Testigo del debut de Marisol

Elías Rodríguez Varela participa en quince películas antes de hacerse fuerte con su voz

CON CATORCE AÑOS empezó siendo Pepe en una película de Luis Lucia que se llamó Cerca de la ciudad (1952), al lado de un tocayo circunstancial bastante más conocido que él en ese momento, Pepe Isbert.

Durante los ocho años siguientes, el nombre de Elías Rodríguez Varela (Trabada, 1937), aparece en los repartos de una quincena de películas, alternando las dirigidas por Luis Lucia y Ramón Torrado, con otros nombres, como Agustín Navarro, el de El cerro de los locos (1960), que había logrado un éxito notable.
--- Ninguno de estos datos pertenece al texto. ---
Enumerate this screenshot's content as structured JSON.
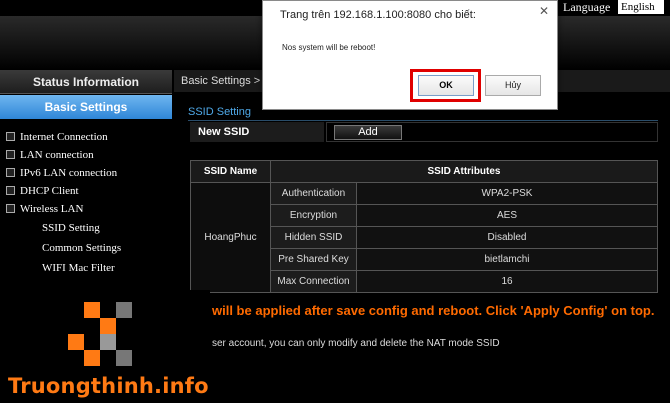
{
  "header": {
    "language_label": "Language",
    "language_value": "English"
  },
  "sidebar": {
    "status_label": "Status Information",
    "basic_label": "Basic Settings",
    "items": [
      {
        "label": "Internet Connection"
      },
      {
        "label": "LAN connection"
      },
      {
        "label": "IPv6 LAN connection"
      },
      {
        "label": "DHCP Client"
      },
      {
        "label": "Wireless LAN"
      }
    ],
    "subitems": [
      {
        "label": "SSID Setting"
      },
      {
        "label": "Common Settings"
      },
      {
        "label": "WIFI Mac Filter"
      }
    ]
  },
  "main": {
    "breadcrumb": "Basic Settings > SS",
    "section_title": "SSID Setting",
    "new_ssid_label": "New SSID",
    "add_label": "Add",
    "table": {
      "headers": [
        "SSID Name",
        "SSID Attributes"
      ],
      "ssid_name": "HoangPhuc",
      "rows": [
        {
          "key": "Authentication",
          "value": "WPA2-PSK"
        },
        {
          "key": "Encryption",
          "value": "AES"
        },
        {
          "key": "Hidden SSID",
          "value": "Disabled"
        },
        {
          "key": "Pre Shared Key",
          "value": "bietlamchi"
        },
        {
          "key": "Max Connection",
          "value": "16"
        }
      ]
    },
    "notice_orange": "will be applied after save config and reboot. Click 'Apply Config' on top.",
    "notice_white": "ser account, you can only modify and delete the NAT mode SSID"
  },
  "dialog": {
    "title": "Trang trên 192.168.1.100:8080 cho biết:",
    "close_icon": "close-icon",
    "message": "Nos system will be reboot!",
    "ok_label": "OK",
    "cancel_label": "Hủy",
    "highlight_color": "#e00000"
  },
  "watermark": {
    "text_part1": "Truongthinh",
    "text_part2": ".info",
    "brand_color": "#ff7a14"
  }
}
Naturalmente, Elías es en todas ellas niño o adolescente con un pequeño papel de figuración mientras el protagonismo se reserva a los artistas sobre los que se intenta sostener la industria cinematográfica de esos años. Es el caso de Un rayo de luz, con la debutante Marisol, o María de la O, con una Lola Flores en pleno éxito, y con Antonio González, el Pescaílla, como guitarrista secundario.

Curiosamente en el reparto de María de la O, Elías da vida a un personaje que se llama “Elías Rodríguez”. La próxima vez que coincidamos en reuniones de la Academia Gallega de Gastronomía le preguntaré a qué obedece esa coincidencia.

En realidad las quince películas son la anécdota dentro de la vida del trabadense, porque él va a hacer uso de sus mejores armas a partir de su alejamiento del cine y su llegada al mundo de la radio, aunque con lo uno y lo otro lo que conseguirá es volver a sus orígenes, no ya como pilluelo de coro en un par de escenas, sino como doblador, narrador y empresario de un potente grupo dedicado a sonorización.

Sus inicios en esta segunda etapa tienen como escenario los estudios de Radio Juventud, donde se convierte en locutor profesional. De ahí da el salto a Radio Nacional de España, y finalmente desemboca toda su experiencia en la fundación de Radio Centro, donde él se encarga de la jefatura de emisiones.

A nadie se le escapa que Elías es dueño de una extraordinaria voz, que sumada a su simpatía y a su facilidad expresiva lo convierte en un diamante en bruto para la locución, el doblaje o la publicidad.

A nadie se le escapa, y a él, el primero. Su espíritu inquieto y amante de los retos, lo lleva a fundar Centro de Comunicación en 1981, y a crear ocho años después los Estudios Abaira, S.A., una empresa dedicada a la publicidad, doblaje y sonorización, que da origen a un grupo en el que aparecen también Abaira Publicidad, Matinha Estudios de Son de Portugal, Abrente Soluciones Audiovisuales y Línea de Fuego.

En estos días de julio de 1988, Televisión de Galicia emite por primera vez Gran Casino, un programa concurso al frente del cual están Elías, su voz y su sonrisa. Son los primeros tiempos de la televisión autonómica y el formato resulta arriesgado, aunque se recuerda con gusto.

En octubre de 2011, la Academia de las Artes y las Ciencias Radiofónicas de España lo reconoce con el premio a la “Mejor voz radiofónica”, un título que le hace justicia después de 51 años escuchando por todas partes que es el heredero de David Cubero, el primer redactor jefe de TvE y voz vinculada a la anterior generación radiofónica.

Para rematar la faena, la Asociación de Empresarios Gallegos en Madrid le entrega el año siguiente el premio Victoriano Reinoso como mejor empresario del año. Lo recibe de manos de Julio Lage, el presidente de Aegama, y en presencia de Loreto Arias, viuda de Reinoso y del alcalde de Trabada, José Manuel Yanes Ginzo, que es donde a él le gusta ser premiado, por ejemplo como Hijo Predilecto.